Les Globuleuses de Germanier
En septembre 2024, il défilait à la Paris Fashion féminine printemps-été 2025, cette fois-ci Kevin Germanier – après avoir présenté ses six dernières collections au calendrier prêt-à-porter féminin – est sur les podiums haute couture. Fidèle à son engagement en faveur du recyclage ou surcyclage, le Suisse basé à Paris est reconnu pour son utilisation innovante de matériaux recyclés depuis le lancement de sa marque en 2018. Il a signé les tenues spectaculaires du show de clôture artistique et musical Records des Jeux olympiques de Paris 2024, le 11 août 2024, marquant de son empreinte singulière de l'upcycling ce moment historique. "L'upcycling, ce n'est pas aller dans une friperie vintage et faire quelque chose avec un T-shirt, c'est faire vraiment avec les ordures", développe-t-il. L'as de la perle et de la couleur appartient à la jeune génération des designers décomplexés et éclatants qui font la notoriété de la nouvelle place de la mode parisienne depuis les JO. Désormais, il élargit son réseau d'ateliers à travers le monde pour mettre en lumière l'artisanat sous toutes ses formes.
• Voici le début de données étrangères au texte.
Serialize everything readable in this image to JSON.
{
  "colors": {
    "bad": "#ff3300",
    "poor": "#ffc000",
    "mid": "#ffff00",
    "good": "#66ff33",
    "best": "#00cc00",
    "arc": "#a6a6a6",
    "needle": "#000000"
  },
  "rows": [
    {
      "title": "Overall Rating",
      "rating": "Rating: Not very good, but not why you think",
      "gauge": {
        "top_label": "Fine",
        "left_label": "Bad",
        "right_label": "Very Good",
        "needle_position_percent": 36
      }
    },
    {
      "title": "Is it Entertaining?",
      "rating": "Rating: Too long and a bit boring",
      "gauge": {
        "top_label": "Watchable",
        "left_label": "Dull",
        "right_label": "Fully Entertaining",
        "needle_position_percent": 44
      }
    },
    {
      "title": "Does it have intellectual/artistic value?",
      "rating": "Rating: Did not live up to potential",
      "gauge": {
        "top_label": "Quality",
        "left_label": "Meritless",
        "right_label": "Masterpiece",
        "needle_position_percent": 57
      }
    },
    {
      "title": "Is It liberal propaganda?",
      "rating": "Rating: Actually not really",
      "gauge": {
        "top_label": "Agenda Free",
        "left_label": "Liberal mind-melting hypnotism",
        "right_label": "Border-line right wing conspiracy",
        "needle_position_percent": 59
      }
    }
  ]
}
Germanier a réussi son entrée en haute couture – son défilé était le dernier de la semaine – avec sa collection Les Globuleuses qui évoque la transformation d'une femme prisonnière de sa propre perfection jusqu'au jour où elle avale une perle qui s'infiltre dans son sang, danse avec ses globules et s'invite dans chaque recoin de son être. C'est la métamorphose et l'avènement d'une nouvelle identité. Désormais, les vêtements qu'elle porte sont faits d'une matière vivante : des tissus brodés de perles qui s'étirent, ondulent, changent de forme à chaque mouvement.
La femme Germanier est une sculpture vivante dans ses robes cousues et brodées à la main de perles colorées dans des associations de couleurs dignes des grands maîtres de la couture. Kevin Germanier a collaboré avec des artisans dans différents pays – en France, en Suisse, aux Philippines, au Kazakhstan et au Brésil – pour réaliser ces créations flamboyantes à partir de matériaux non conventionnels. Une véritable bulle de fraîcheur pour une mode recyclée, néanmoins très glam et fun, pour conclure cette intense semaine de la haute couture.